Stephan Kothrade: There is now the intention of the Chinese government on all
levels, especially in some provinces that have not achieved their energy savings
targets, to curb power consumption. I can say that the overall impact on BASF
operations in China is currently very limited. Most sites are operating at a very high
production rate, and the indirect impact is sometimes even positive. Let me illustrate
this with the example of our Verbund site BASF-YPC in Nanjing, where the steam
cracker and all the downstream plants are running. At the same time, we see that there
are margin improvements for cracker products, for acrylics, for amines, for polymers.
So somehow, this is currently a net positive impact for BASF. But of course, it remains
to be seen how the situation develops over the weeks and months to come.
Andrew Stott (UBS): The ROCE by 2030 for Zhanjiang (by using the data from slide
26) looks to be around 5% to 6% post tax, depending on the depreciation period for
the assets. Would you agree? And also, how does this compare with the ROCE of the
first five years of Nanjing investment?
Markus Kamieth: Your mathematics are certainly, let's say, in the right ballpark.
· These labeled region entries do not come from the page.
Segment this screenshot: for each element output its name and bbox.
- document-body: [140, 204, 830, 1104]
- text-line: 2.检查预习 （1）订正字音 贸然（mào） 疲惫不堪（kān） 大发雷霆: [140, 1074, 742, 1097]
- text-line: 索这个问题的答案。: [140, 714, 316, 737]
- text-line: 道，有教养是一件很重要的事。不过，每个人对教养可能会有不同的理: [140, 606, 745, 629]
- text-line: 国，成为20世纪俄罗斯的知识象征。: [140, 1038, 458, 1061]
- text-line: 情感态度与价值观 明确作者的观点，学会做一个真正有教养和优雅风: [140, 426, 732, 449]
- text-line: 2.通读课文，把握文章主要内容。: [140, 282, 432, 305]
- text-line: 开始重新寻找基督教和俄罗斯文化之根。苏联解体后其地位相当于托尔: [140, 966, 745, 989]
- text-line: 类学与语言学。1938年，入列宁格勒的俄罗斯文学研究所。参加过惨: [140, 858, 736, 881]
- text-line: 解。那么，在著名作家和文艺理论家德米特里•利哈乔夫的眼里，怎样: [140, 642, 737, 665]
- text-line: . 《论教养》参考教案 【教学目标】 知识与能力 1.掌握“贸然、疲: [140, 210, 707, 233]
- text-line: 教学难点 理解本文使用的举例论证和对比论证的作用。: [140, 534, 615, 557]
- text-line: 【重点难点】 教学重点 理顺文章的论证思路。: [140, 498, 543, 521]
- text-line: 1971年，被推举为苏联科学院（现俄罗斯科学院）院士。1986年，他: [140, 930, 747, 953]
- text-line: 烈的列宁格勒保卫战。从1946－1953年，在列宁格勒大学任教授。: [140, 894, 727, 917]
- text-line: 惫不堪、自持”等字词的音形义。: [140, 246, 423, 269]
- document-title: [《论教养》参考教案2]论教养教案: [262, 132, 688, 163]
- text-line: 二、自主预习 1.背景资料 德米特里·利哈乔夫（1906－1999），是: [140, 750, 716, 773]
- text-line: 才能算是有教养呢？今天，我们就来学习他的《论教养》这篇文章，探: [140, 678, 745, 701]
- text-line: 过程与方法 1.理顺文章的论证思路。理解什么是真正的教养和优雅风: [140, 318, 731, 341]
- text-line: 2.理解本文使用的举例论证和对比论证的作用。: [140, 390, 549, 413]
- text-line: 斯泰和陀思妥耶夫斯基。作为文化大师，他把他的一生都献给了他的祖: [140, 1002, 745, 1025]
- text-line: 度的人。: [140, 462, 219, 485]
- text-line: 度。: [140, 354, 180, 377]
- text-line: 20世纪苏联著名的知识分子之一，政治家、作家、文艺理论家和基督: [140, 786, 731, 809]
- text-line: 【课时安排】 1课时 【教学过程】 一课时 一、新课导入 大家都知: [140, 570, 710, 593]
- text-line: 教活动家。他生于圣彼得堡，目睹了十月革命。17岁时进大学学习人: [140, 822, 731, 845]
However, we always look at the ROCE in a pre-tax way. When we talk about the ROCE
expectations for Zhanjiang, you can be assured that the ROCE contribution of the
Zhanjiang Verbund project will also fit into the overall target of BASF. This has also
been the case for Nanjing already in the first years after start-up. During the expansion
periods of Nanjing and with the depreciation going away, the ROCE of our Nanjing
Verbund site has continuously improved and today is a strong driver for the profitability
of that particular joint venture. So overall, yes, your math is right, and we expect a
ROCE that will contribute overall to the targets of BASF Group.